Hillary Scarsella, an abuse survivor, oversees a Mennonite website called Our Stories Untold and helps people write their stories of abuse by a church leader for publication on the site. Through this work, she said during the panel discussion, she has come to a deeper realization that churches will often take moral stands on issues of abuse but at the end of the day will back off in offering real help. Too often, these churches act as if they are businesses, more concerned about protecting the institution, or seeking to survive, she said.
“If the church really knew and understood what is at stake here — how much pain people carry with them — the church would do the right thing,” she said. “But we are working against such things as money and job security.”
Rev. Jay Stringer, also on the panel, spoke of being addicted to pornography as a young person despite becoming part of a group in college who studied John Calvin and other Reformed thinkers. Even as his knowledge of the Reformed faith grew, the grip porn had on him remained.

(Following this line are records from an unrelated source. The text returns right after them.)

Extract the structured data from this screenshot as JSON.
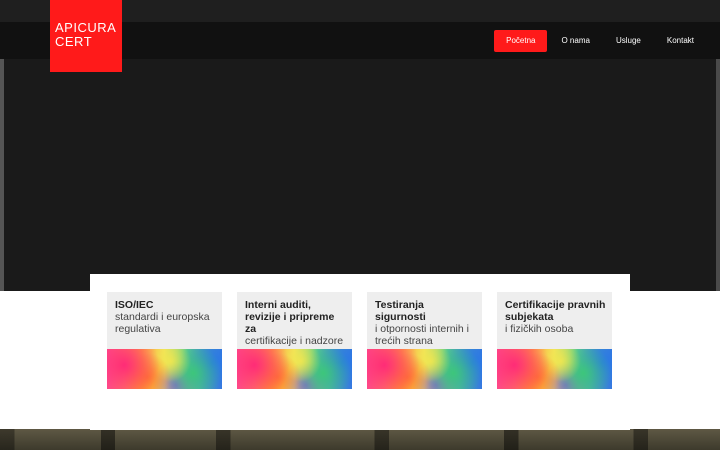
{
  "logo": {
    "line1": "APICURA",
    "line2": "CERT"
  },
  "nav": {
    "items": [
      {
        "label": "Početna",
        "active": true
      },
      {
        "label": "O nama",
        "active": false
      },
      {
        "label": "Usluge",
        "active": false
      },
      {
        "label": "Kontakt",
        "active": false
      }
    ]
  },
  "cards": [
    {
      "title": "ISO/IEC",
      "desc": "standardi i europska regulativa"
    },
    {
      "title": "Interni auditi, revizije i pripreme za",
      "desc": "certifikacije i nadzore"
    },
    {
      "title": "Testiranja sigurnosti",
      "desc": "i otpornosti internih i trećih strana"
    },
    {
      "title": "Certifikacije pravnih subjekata",
      "desc": "i fizičkih osoba"
    }
  ],
  "colors": {
    "accent": "#ff1a1a",
    "navbar": "#111111",
    "hero": "#1a1a1a",
    "card": "#eeeeee"
  }
}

“I was still into porn and sexual fantasies,” said Stringer, an ordained CRC minister, therapist, and author of the new book Unwanted: How Sexual Brokenness Reveals Our Ways to Healing.
Over time, through the help of therapy, he began to see the reasons behind his sexual addiction and was able to begin healing only as he faced those deeper underlying issues.
Stringer’s research on over 3,800 men and women reveals the key predictors of pornography use. The primary approach the church has used to address sexual brokenness is to invite people to "stop" their lust and pursue accountability. While those paradigms are occasionally helpful to some, they are incomplete when they do not explore the unique reasons that drive people to use pornography.
In his new book Stringer aims to help people find freedom from sexual brokenness, and he suggests significant practices that people can apply in order to transform.
Such practices, said Stringer, include “choosing a wise guide or therapist” to help you on the journey to healing; leaving sexual sin by “turning your consciousness to things that bear beauty and integrity”; and forgiving yourself and others, realizing this is not a one-time process.